1 Introduction

The online newspaper sector is one of the most vulnerable to drastic changes especially due to the emergence of new online services and strategies. The challenges are growing , not only in terms of technology developments and distribution channels, but also due the presence of new competitors: social networks. Physical sales are decreasing and new online and social strategies are needed to attract an audience online and to increase ad revenue.
Now, in order to have a good performance in terms of profit and engagement it’s necessary to be active on many platforms. We decided to analyse the South China Morning Post due to their particular position which covers printed newspapers, an active Facebook presence, Instagram and Twitter account. Even though the newspapers sector is now facing many challenges, this journal is one of the most competitive in the world.
The South China Morning Post was established in Hong Kong in 1903 by Tse Tsan-Tai and Alfred Cunningham and published its first newspaper in English on November 6th 1900. 115 years later it is one of the most important news portal in Hong Kong and was acquired by Alibaba in 2015. It set out to be a global media company that reports mainly about Hong Kong and mainland China to an international audience.
SCMP produces content that covers multiple topics such as business, technology, and lifestyle. In order to achieve its mission of becoming the bridge of communication between Asia and the world, SCMP went through a series of transformations in 2018 that has allowed them to reach a broader audience.
In this project we analyzed the Twitter data from SCMP aiming to understand its Social Media Network.
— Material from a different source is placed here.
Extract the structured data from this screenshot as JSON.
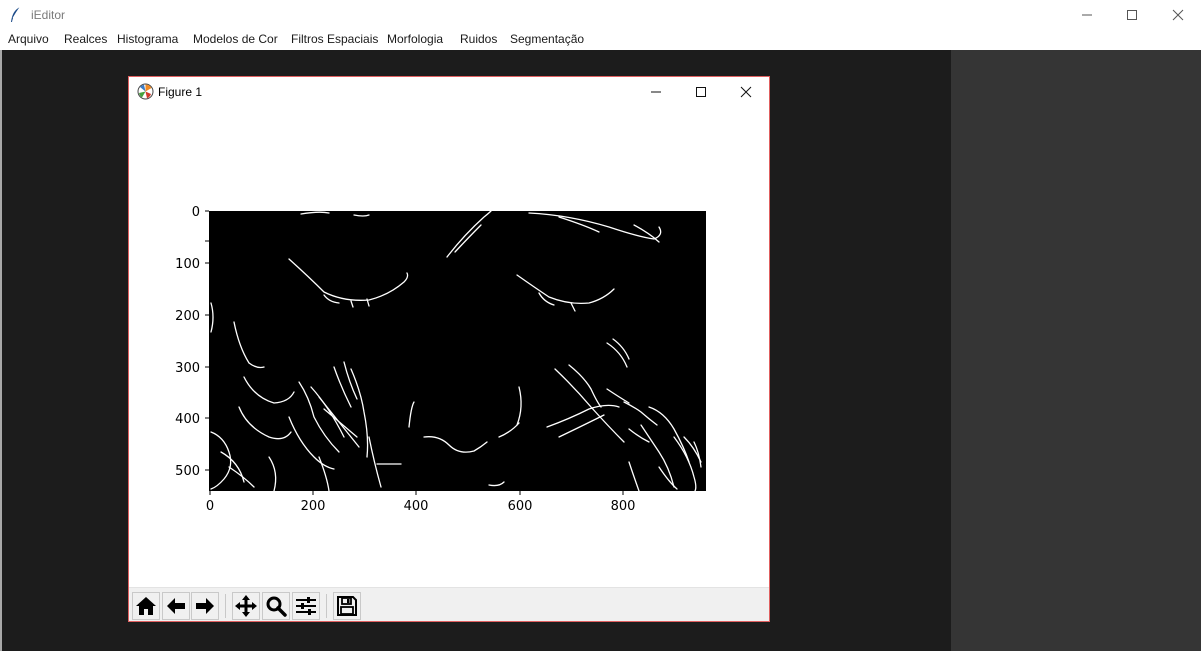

Our goal was to understand how the Twitter Users on SCMP’s account behave and then find opportunities on how SCMP can capitalize on its social media strategy. This project was developed as part of Social Media Course grading at Business Analytics Master Course at Hong Kong University.

2 Data Extraction and Transformation

To extract the data from Twitter, we used the package rtweet using the search term “SCMPNews”. The data was extract three times during the period from Dec/18 and Jan/19:
- First Extraction: 18th - December - 2018
- Second Extraction: 25th - December - 2018
- Third Extraction: 1st - January - 2019

The resulting data was merged, and duplicated tweets were excluded. Besides that, from the original data extracted, the team broke it down into three different component files that was used in the further analysis:
- Vertex data: File with information about the user account like number of friends, number of tweets, account language and others.
- Edge data: File with user’s relationship trough tweets, like: retweet, reply, mention and others.
- Tweet Data: Is the original file extract using the Twitter API.

3 Tools

For our analysis, we had the option of choosing one of several software; - R - NodeXL - Gephi - Python

NodeXL had the capability of handling most of the social network analysis we wanted to do. However, due to its limitations as an Excel plug-in in handling large amounts of data, we focused on using R for data extraction, time-series, topic modeling, natural language processing and cluster analysis. Python was used for data wrangling, and sentiment analysis under natural language processing. Gephi was used to perform social network analysis based on the extracted data.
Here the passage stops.